At New York, Jonathan Chait argues that Joe Biden's "2020 campaign is going to end in a disaster for the whole party."

Sunday, February 09, 2020

"If You, an Individual, Want This Service, You'll Have to Pay for It, and Pay Big"

"The state should not 'subsidize intellectual curiosity,' Ronald Reagan told reporters in 1967, back when he was just the governor of California. At the time he took office, California had one of the most pristine public university systems in the nation, but Reagan saw the universities as fertile ground for budget cuts and a happy target in the culture war he was waging. It was a two-birds scenario for the burgeoning conservative lawmaker. Attacking the public system would not only solidify his legacy as a budget hawk but would directly drain the main source of income and professional growth for both his academic and working-class detractors. He would bring this same model to the presidency. As Devin Fergus, a senior fellow at Demos and professor of African American and African Studies at Ohio State University, wrote in a piece tracing this history for The Washington Post, federal spending on higher education 'was slashed by some 25 percent between 1980 and 1985,' and the Reagan administration 'shifted the federal government's focus from providing students higher education grants to providing loans.'"

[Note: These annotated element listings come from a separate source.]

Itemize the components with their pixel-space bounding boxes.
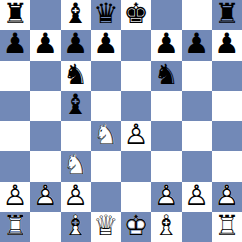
- piece-black-bishop[interactable]: ♝: [63, 91, 88, 119]
- piece-black-pawn[interactable]: ♟: [154, 30, 179, 58]
- piece-black-rook[interactable]: ♜: [3, 0, 28, 28]
- white-piece-outline: ♖: [3, 209, 28, 242]
- square-a8[interactable]: ♜: [0, 0, 30, 30]
- square-f8[interactable]: [151, 0, 181, 30]
- square-f4[interactable]: [151, 121, 181, 151]
- piece-white-rook[interactable]: ♜♖: [3, 212, 28, 240]
- white-piece-outline: ♙: [214, 179, 239, 212]
- square-g2[interactable]: ♟♙: [182, 182, 212, 212]
- square-e4[interactable]: ♟♙: [121, 121, 151, 151]
- square-g4[interactable]: [182, 121, 212, 151]
- piece-black-queen[interactable]: ♛: [93, 0, 118, 28]
- square-h2[interactable]: ♟♙: [212, 182, 242, 212]
- square-f2[interactable]: ♟♙: [151, 182, 181, 212]
- square-b3[interactable]: [30, 151, 60, 181]
- piece-black-bishop[interactable]: ♝: [63, 0, 88, 28]
- piece-white-pawn[interactable]: ♟♙: [154, 182, 179, 210]
- square-h5[interactable]: [212, 91, 242, 121]
- piece-white-pawn[interactable]: ♟♙: [3, 182, 28, 210]
- square-d1[interactable]: ♛♕: [91, 212, 121, 242]
- square-c1[interactable]: ♝♗: [61, 212, 91, 242]
- square-c2[interactable]: ♟♙: [61, 182, 91, 212]
- square-g3[interactable]: [182, 151, 212, 181]
- square-d8[interactable]: ♛: [91, 0, 121, 30]
- piece-white-king[interactable]: ♚♔: [124, 212, 149, 240]
- piece-black-knight[interactable]: ♞: [154, 61, 179, 89]
- square-e1[interactable]: ♚♔: [121, 212, 151, 242]
- square-f7[interactable]: ♟: [151, 30, 181, 60]
- square-d6[interactable]: [91, 61, 121, 91]
- white-piece-outline: ♙: [154, 179, 179, 212]
- piece-black-knight[interactable]: ♞: [63, 61, 88, 89]
- square-f3[interactable]: [151, 151, 181, 181]
- square-b7[interactable]: ♟: [30, 30, 60, 60]
- piece-white-pawn[interactable]: ♟♙: [184, 182, 209, 210]
- square-b2[interactable]: ♟♙: [30, 182, 60, 212]
- piece-black-pawn[interactable]: ♟: [33, 30, 58, 58]
- piece-black-pawn[interactable]: ♟: [63, 30, 88, 58]
- white-piece-outline: ♘: [93, 118, 118, 151]
- piece-black-pawn[interactable]: ♟: [3, 30, 28, 58]
- square-c3[interactable]: ♞♘: [61, 151, 91, 181]
- square-d2[interactable]: [91, 182, 121, 212]
- piece-white-pawn[interactable]: ♟♙: [63, 182, 88, 210]
- square-h1[interactable]: ♜♖: [212, 212, 242, 242]
- piece-black-pawn[interactable]: ♟: [93, 30, 118, 58]
- square-b6[interactable]: [30, 61, 60, 91]
- square-b1[interactable]: [30, 212, 60, 242]
- white-piece-outline: ♘: [63, 148, 88, 181]
- square-f1[interactable]: ♝♗: [151, 212, 181, 242]
- white-piece-outline: ♔: [124, 209, 149, 242]
- square-e3[interactable]: [121, 151, 151, 181]
- white-piece-outline: ♙: [33, 179, 58, 212]
- square-h6[interactable]: [212, 61, 242, 91]
- square-b4[interactable]: [30, 121, 60, 151]
- piece-black-pawn[interactable]: ♟: [184, 30, 209, 58]
- piece-white-knight[interactable]: ♞♘: [93, 121, 118, 149]
- piece-white-bishop[interactable]: ♝♗: [154, 212, 179, 240]
- square-c8[interactable]: ♝: [61, 0, 91, 30]
- piece-white-rook[interactable]: ♜♖: [214, 212, 239, 240]
- white-piece-outline: ♙: [3, 179, 28, 212]
- white-piece-outline: ♙: [124, 118, 149, 151]
- piece-black-rook[interactable]: ♜: [214, 0, 239, 28]
- square-e5[interactable]: [121, 91, 151, 121]
- square-a6[interactable]: [0, 61, 30, 91]
- white-piece-outline: ♗: [154, 209, 179, 242]
- square-g6[interactable]: [182, 61, 212, 91]
- square-e7[interactable]: [121, 30, 151, 60]
- chess-board: ♜♝♛♚♜♟♟♟♟♟♟♟♞♞♝♞♘♟♙♞♘♟♙♟♙♟♙♟♙♟♙♟♙♜♖♝♗♛♕♚…: [0, 0, 242, 242]
- square-c7[interactable]: ♟: [61, 30, 91, 60]
- white-piece-outline: ♙: [184, 179, 209, 212]
- square-c6[interactable]: ♞: [61, 61, 91, 91]
- square-d5[interactable]: [91, 91, 121, 121]
- square-a3[interactable]: [0, 151, 30, 181]
- square-e8[interactable]: ♚: [121, 0, 151, 30]
- piece-black-king[interactable]: ♚: [124, 0, 149, 28]
- square-a4[interactable]: [0, 121, 30, 151]
- square-g1[interactable]: [182, 212, 212, 242]
- piece-white-pawn[interactable]: ♟♙: [33, 182, 58, 210]
- square-d4[interactable]: ♞♘: [91, 121, 121, 151]
- square-d7[interactable]: ♟: [91, 30, 121, 60]
- piece-white-bishop[interactable]: ♝♗: [63, 212, 88, 240]
- square-h3[interactable]: [212, 151, 242, 181]
- square-g7[interactable]: ♟: [182, 30, 212, 60]
- piece-white-pawn[interactable]: ♟♙: [124, 121, 149, 149]
- square-a5[interactable]: [0, 91, 30, 121]
- square-h7[interactable]: ♟: [212, 30, 242, 60]
- square-d3[interactable]: [91, 151, 121, 181]
- square-b8[interactable]: [30, 0, 60, 30]
- white-piece-outline: ♖: [214, 209, 239, 242]
- square-f5[interactable]: [151, 91, 181, 121]
- white-piece-outline: ♕: [93, 209, 118, 242]
- square-g5[interactable]: [182, 91, 212, 121]
- square-a7[interactable]: ♟: [0, 30, 30, 60]
- square-a2[interactable]: ♟♙: [0, 182, 30, 212]
- white-piece-outline: ♗: [63, 209, 88, 242]
- square-c5[interactable]: ♝: [61, 91, 91, 121]
- piece-white-queen[interactable]: ♛♕: [93, 212, 118, 240]
- square-g8[interactable]: [182, 0, 212, 30]
- square-h8[interactable]: ♜: [212, 0, 242, 30]
- square-h4[interactable]: [212, 121, 242, 151]
- piece-white-knight[interactable]: ♞♘: [63, 151, 88, 179]
- square-e6[interactable]: [121, 61, 151, 91]
- square-c4[interactable]: [61, 121, 91, 151]
- piece-black-pawn[interactable]: ♟: [214, 30, 239, 58]
- piece-white-pawn[interactable]: ♟♙: [214, 182, 239, 210]
- square-e2[interactable]: [121, 182, 151, 212]
- square-f6[interactable]: ♞: [151, 61, 181, 91]
- white-piece-outline: ♙: [63, 179, 88, 212]
- square-b5[interactable]: [30, 91, 60, 121]
- square-a1[interactable]: ♜♖: [0, 212, 30, 242]
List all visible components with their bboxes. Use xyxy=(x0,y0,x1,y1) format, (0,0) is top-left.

Nick Martin at The New Republic reports on efforts to organize a student-loan strike.

Wednesday, February 05, 2020

"Read On for More"

"Depending on which universe we end up with in 2070, the impeachment will have accelerated the political rise of Secretary of State Mike Pompeo, 'ushered in the age of the imperial presidency,' or 'sounded the death knell of impeachment as a bulwark against an outlaw president,' according to the experts." 

Politico asks historians to write passages from future textbooks about the impeachment of Donald Trump.